I have a few things I would like to say I don’t know if you will be able to understand but I hope you do.
I get up every day and am gracious for life but that doesn’t mean am alright. I am constantly fighting a battle with my life, will I make it through this day, will I be alright. I refuse to succumb to the circumstances I face but that doesn’t mean am alright. I want to be better than I was yesterday and greater than I can be tomorrow but that doesn’t mean am alright.
My life has never been one where it was all black and white, my success didn’t come overnight I HAD TO FIGHT. I am proud of who I am and where I am but don’t think I don’t sometimes fall. I wish many a time I didn’t have to fight this hard but truth is I wouldn’t be the same if i didn’t. It’s not that my life is bad because currently I have a great life but everything does get overwhelming at times and I tend to drift back to the person I once was. I sometimes cry but can’t figure out why I am upset, hurt or in pain. I know I should be grateful and I am grateful but sometimes I tend to still say I want or I wish. I am constantly fighting a battle between smiling every day and showing I am fine and just giving up and showing the world I am hurting. Only issues is I don’t want to be pitied I just want to be understood and loved for who and what I am. I am tired of hearing so why didn’t you do this way or when you said this I felt bad, my intentions are to get the message across and to not hurt you or be hurt.
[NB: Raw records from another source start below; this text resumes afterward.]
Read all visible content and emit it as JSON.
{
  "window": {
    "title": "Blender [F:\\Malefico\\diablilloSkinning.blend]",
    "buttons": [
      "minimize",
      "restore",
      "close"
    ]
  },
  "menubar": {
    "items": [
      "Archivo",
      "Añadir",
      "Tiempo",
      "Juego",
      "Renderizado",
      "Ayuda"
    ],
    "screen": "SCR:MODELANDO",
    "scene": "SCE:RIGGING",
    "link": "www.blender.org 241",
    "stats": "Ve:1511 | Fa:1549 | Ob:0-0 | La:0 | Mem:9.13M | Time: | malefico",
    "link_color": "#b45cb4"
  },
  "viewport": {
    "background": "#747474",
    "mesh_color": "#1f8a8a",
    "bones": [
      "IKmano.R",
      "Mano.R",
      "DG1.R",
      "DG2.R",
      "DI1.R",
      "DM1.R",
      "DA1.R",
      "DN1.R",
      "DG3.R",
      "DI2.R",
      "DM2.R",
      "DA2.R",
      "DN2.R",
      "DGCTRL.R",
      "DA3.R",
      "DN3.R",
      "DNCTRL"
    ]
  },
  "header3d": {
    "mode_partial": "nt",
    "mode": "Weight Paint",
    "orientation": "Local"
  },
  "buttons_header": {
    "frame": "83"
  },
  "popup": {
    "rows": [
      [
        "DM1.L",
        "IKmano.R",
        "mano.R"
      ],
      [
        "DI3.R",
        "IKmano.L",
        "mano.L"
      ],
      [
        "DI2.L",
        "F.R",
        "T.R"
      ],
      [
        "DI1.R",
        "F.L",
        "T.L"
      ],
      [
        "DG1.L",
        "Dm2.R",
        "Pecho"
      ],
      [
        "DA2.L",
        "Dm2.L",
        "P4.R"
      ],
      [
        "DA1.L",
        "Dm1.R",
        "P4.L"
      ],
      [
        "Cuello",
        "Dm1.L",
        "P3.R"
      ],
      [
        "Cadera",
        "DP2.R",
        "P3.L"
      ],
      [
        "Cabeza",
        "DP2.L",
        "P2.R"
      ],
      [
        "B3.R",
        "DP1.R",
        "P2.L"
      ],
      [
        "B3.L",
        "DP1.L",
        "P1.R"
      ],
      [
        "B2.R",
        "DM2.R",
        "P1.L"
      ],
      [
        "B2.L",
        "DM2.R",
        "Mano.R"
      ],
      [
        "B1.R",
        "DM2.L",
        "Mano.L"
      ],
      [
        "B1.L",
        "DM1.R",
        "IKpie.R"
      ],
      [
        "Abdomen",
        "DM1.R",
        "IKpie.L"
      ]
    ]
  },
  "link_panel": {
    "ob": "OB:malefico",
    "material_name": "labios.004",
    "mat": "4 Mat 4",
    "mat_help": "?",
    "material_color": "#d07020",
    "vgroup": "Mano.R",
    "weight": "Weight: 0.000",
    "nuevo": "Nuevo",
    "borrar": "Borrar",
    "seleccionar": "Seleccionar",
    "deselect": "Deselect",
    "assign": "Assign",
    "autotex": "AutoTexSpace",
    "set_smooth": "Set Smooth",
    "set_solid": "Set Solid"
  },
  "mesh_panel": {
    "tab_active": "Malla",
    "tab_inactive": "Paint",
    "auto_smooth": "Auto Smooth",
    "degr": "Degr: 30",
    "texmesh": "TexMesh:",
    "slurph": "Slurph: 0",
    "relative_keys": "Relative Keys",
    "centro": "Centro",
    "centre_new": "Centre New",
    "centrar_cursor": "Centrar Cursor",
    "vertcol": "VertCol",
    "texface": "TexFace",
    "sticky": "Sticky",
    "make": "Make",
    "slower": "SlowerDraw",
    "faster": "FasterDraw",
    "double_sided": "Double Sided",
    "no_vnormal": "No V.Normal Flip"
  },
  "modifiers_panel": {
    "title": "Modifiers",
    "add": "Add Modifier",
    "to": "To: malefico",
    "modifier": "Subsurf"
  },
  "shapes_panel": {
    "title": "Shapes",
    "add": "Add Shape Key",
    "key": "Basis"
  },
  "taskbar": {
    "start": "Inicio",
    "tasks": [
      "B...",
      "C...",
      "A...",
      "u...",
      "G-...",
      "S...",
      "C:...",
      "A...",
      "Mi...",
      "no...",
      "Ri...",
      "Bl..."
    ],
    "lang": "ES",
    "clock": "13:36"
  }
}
Give freely expecting little is what most say but the truth is I give freely and I am expecting in return just not from the same person. I will love you more than life itself but doesn’t mean I love you over life. How do I express the millions of thoughts I have towards you for you to understand when I myself is just as confused.
I’ll wake up dreading the day but at the same time excited for the day. I am caught between what I am feeling and what I should be feeling. How do I be happy when I am sad. I don’t what to get up and always be sad or have sad thoughts, the face I am showing should be the one I am truly feeling (HAPPINESS).
I wasn’t always like this there was a time when my happy face actually meant I was happy and my sad face rarely came out because I refuse to be anything but happy. Of lately though when I look at all that is happening around me I start to feel sad, I start to think how I wish things were this way and this was that way. I know I won’t always get what I want but at this time in my life, I would expect that certain things would have already been place.
I want to be happy and contented with my circumstance I just don’t remember how to do that.